1. The court of appeals read our decision in State v. Fanning (1982). 1 Ohio St.3d 19, 1 OBR 57, 437 N.E.2d 583, as standing for the proposition that “the ostensibly permissive language in paragraph one of Crim. R. 30(A) is mandatory * * *.”
In Fanning, the defendant claimed reversible error from the failure to give an instruction that the jury should draw no inferences from his exercise of his Fifth Amendment right not to testify. Id. at 20, 1 OBR at 58, 437 N.E. 2d at 584. The United States Supreme Court has held that a trial judge is constitutionally obligated to give such an instruction “upon proper request” by the defendant. Carter v. Kentucky (1981), 450 U.S. 288, 305. We held that there was no error because defendant failed to make a “proper request” by proffering a written jury instruction in accordance with the first paragraph of Crim. R. 30(A). Fanning, supra, at 21, 1 OBR at 59, 437 N.E. 2d at 585.

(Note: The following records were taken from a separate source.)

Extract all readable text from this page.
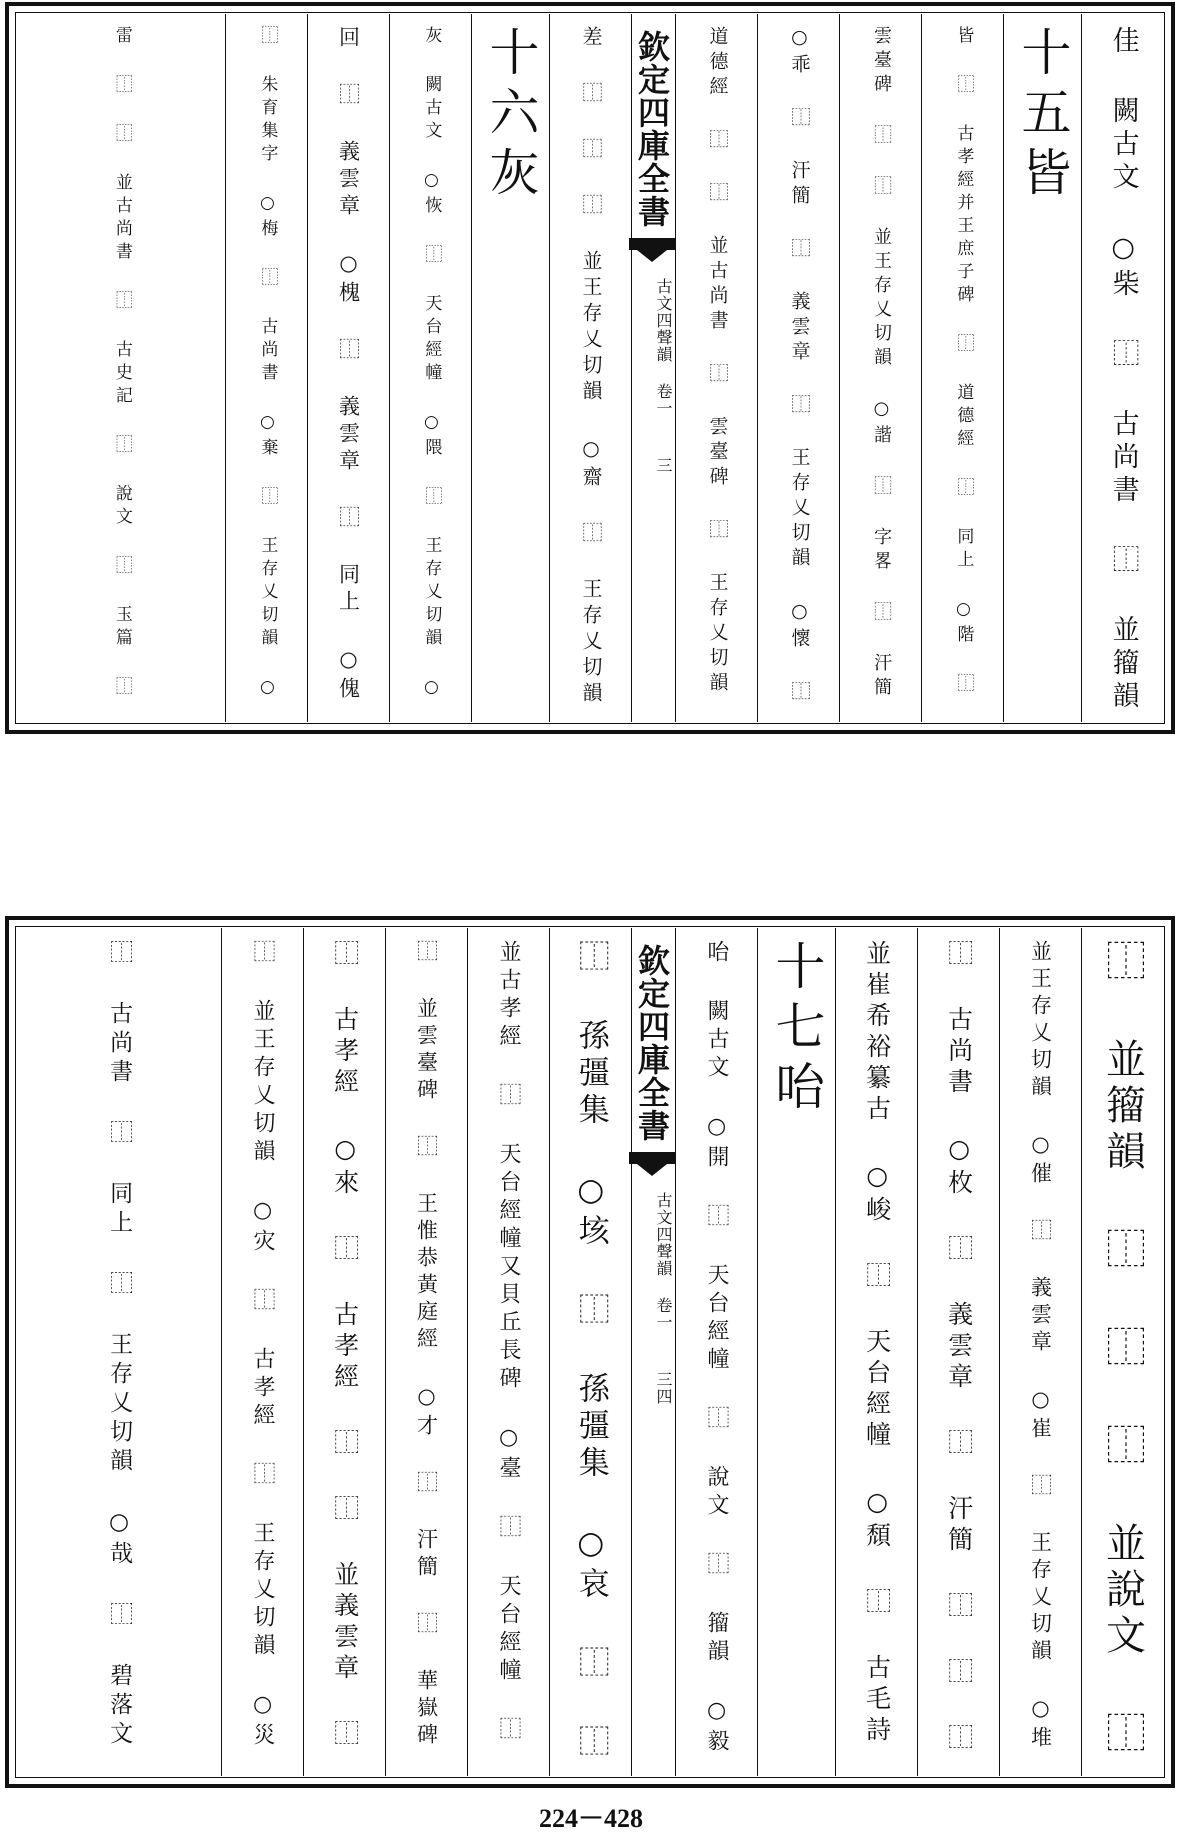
佳 闕古文 ○柴 ⿰ 古尚書 ⿰ 並籀韻
十五皆
皆 ⿰ 古孝經并王庶子碑 ⿰ 道德經 ⿰ 同上 ○階 ⿰
雲臺碑 ⿰ ⿰ 並王存乂切韻 ○諧 ⿰ 字畧 ⿰ 汗簡
○乖 ⿰ 汗簡 ⿰ 義雲章 ⿰ 王存乂切韻 ○懷 ⿰
道德經 ⿰ ⿰ 並古尚書 ⿰ 雲臺碑 ⿰ 王存乂切韻
欽定四庫全書
古文四聲韻 卷一
三
差 ⿰ ⿰ ⿰ 並王存乂切韻 ○齋 ⿰ 王存乂切韻
十六灰
灰 闕古文 ○恢 ⿰ 天台經幢 ○隈 ⿰ 王存乂切韻 ○
回 ⿰ 義雲章 ○槐 ⿰ 義雲章 ⿰ 同上 ○傀
⿰ 朱育集字 ○梅 ⿰ 古尚書 ○棄 ⿰ 王存乂切韻 ○
雷 ⿰ ⿰ 並古尚書 ⿰ 古史記 ⿰ 說文 ⿰ 玉篇 ⿰
⿰ 並籀韻 ⿰ ⿰ ⿰ 並說文 ⿰
並王存乂切韻 ○催 ⿰ 義雲章 ○崔 ⿰ 王存乂切韻 ○堆
⿰ 古尚書 ○枚 ⿰ 義雲章 ⿰ 汗簡 ⿰ ⿰ ⿰
並崔希裕纂古 ○峻 ⿰ 天台經幢 ○頹 ⿰ 古毛詩
十七咍
咍 闕古文 ○開 ⿰ 天台經幢 ⿰ 說文 ⿰ 籀韻 ○毅
欽定四庫全書
古文四聲韻 卷一
三四
⿰ 孫彊集 ○垓 ⿰ 孫彊集 ○哀 ⿰ ⿰
並古孝經 ⿰ 天台經幢又貝丘長碑 ○臺 ⿰ 天台經幢 ⿰
⿰ 並雲臺碑 ⿰ 王惟恭黃庭經 ○才 ⿰ 汗簡 ⿰ 華嶽碑
⿰ 古孝經 ○來 ⿰ 古孝經 ⿰ ⿰ 並義雲章 ⿰
⿰ 並王存乂切韻 ○灾 ⿰ 古孝經 ⿰ 王存乂切韻 ○災
⿰ 古尚書 ⿰ 同上 ⿰ 王存乂切韻 ○哉 ⿰ 碧落文
224－428
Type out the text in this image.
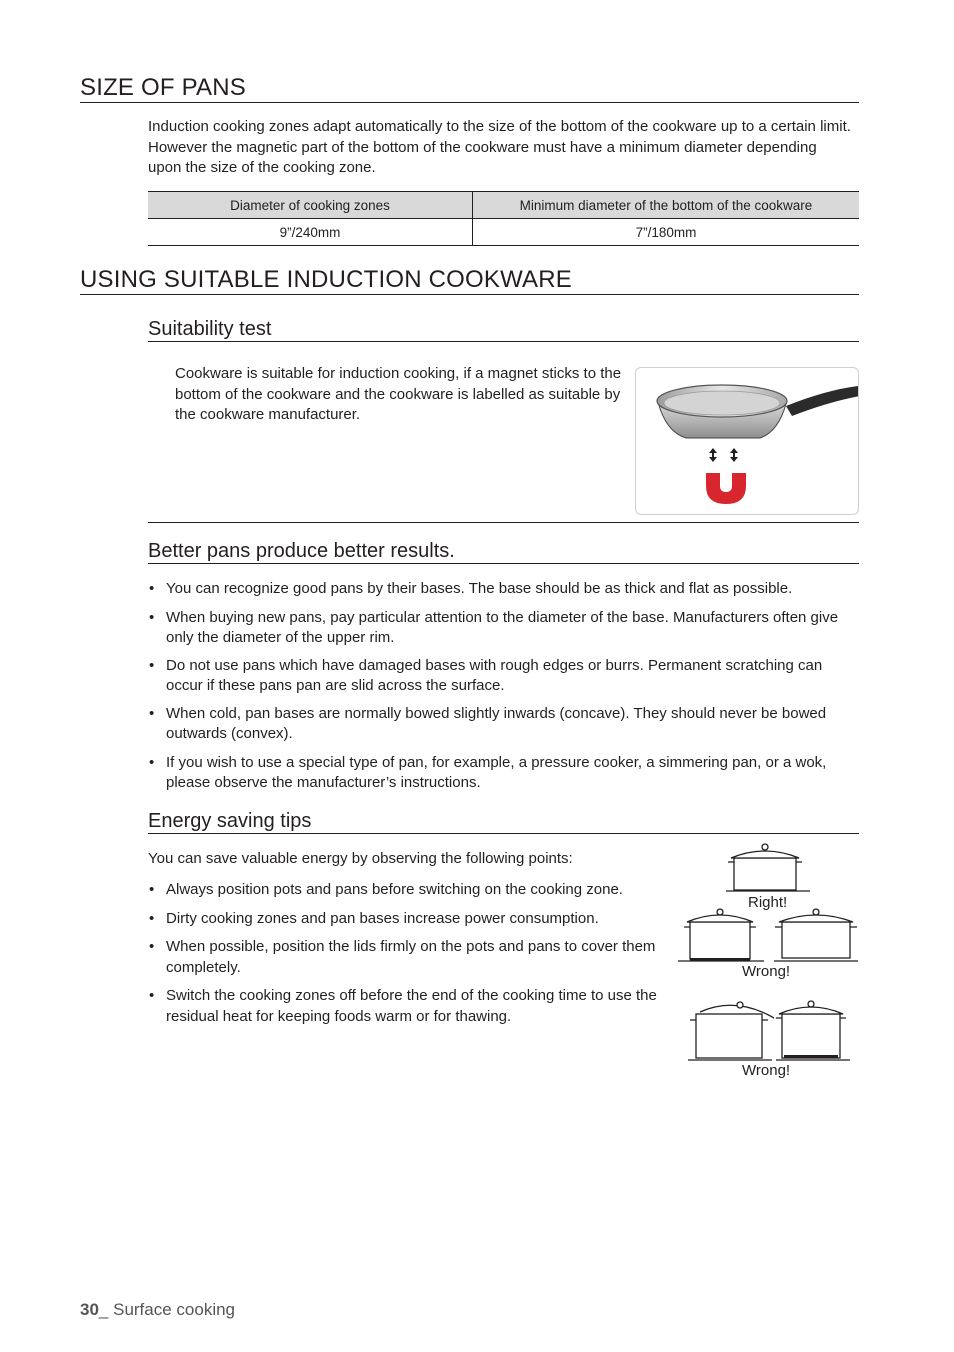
SIZE OF PANS
Induction cooking zones adapt automatically to the size of the bottom of the cookware up to a certain limit. However the magnetic part of the bottom of the cookware must have a minimum diameter depending upon the size of the cooking zone.
Diameter of cooking zones	Minimum diameter of the bottom of the cookware
9”/240mm	7”/180mm
USING SUITABLE INDUCTION COOKWARE
Suitability test
Cookware is suitable for induction cooking, if a magnet sticks to the bottom of the cookware and the cookware is labelled as suitable by the cookware manufacturer.
Better pans produce better results.
• You can recognize good pans by their bases. The base should be as thick and flat as possible.
• When buying new pans, pay particular attention to the diameter of the base. Manufacturers often give only the diameter of the upper rim.
• Do not use pans which have damaged bases with rough edges or burrs. Permanent scratching can occur if these pans pan are slid across the surface.
• When cold, pan bases are normally bowed slightly inwards (concave). They should never be bowed outwards (convex).
• If you wish to use a special type of pan, for example, a pressure cooker, a simmering pan, or a wok, please observe the manufacturer’s instructions.
Energy saving tips
You can save valuable energy by observing the following points:
• Always position pots and pans before switching on the cooking zone.
• Dirty cooking zones and pan bases increase power consumption.
• When possible, position the lids firmly on the pots and pans to cover them completely.
• Switch the cooking zones off before the end of the cooking time to use the residual heat for keeping foods warm or for thawing.
Right!
Wrong!
Wrong!
30_ Surface cooking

Fanning is distinguishable. The trial judge in that case was not required to give the instruction unless the defendant requested it; thus, the omission of the requested instruction would not be reversible error. Nor would it be Where the defendant is in effect arguing for a change in the law, see, e.g., Jackson, supra, at 281-283, 22 OBR at 452-454, 490 N.E. 2d at 894-896 (defendant’s proffered instructions would have placed the burden on the state to disprove self-defense beyond a reasonable doubt). In those situations the defendant must both make a written proffer and object in order to preserve the error for appeal. But, see, State v. Wolons (1989), 44 Ohio St.3d 64, 541 N.E.2d 443 (defendant need not formally object where trial court has been apprised of governing law and defendant has been unsuccessful in obtaining inclusion of that law in the jury instructions).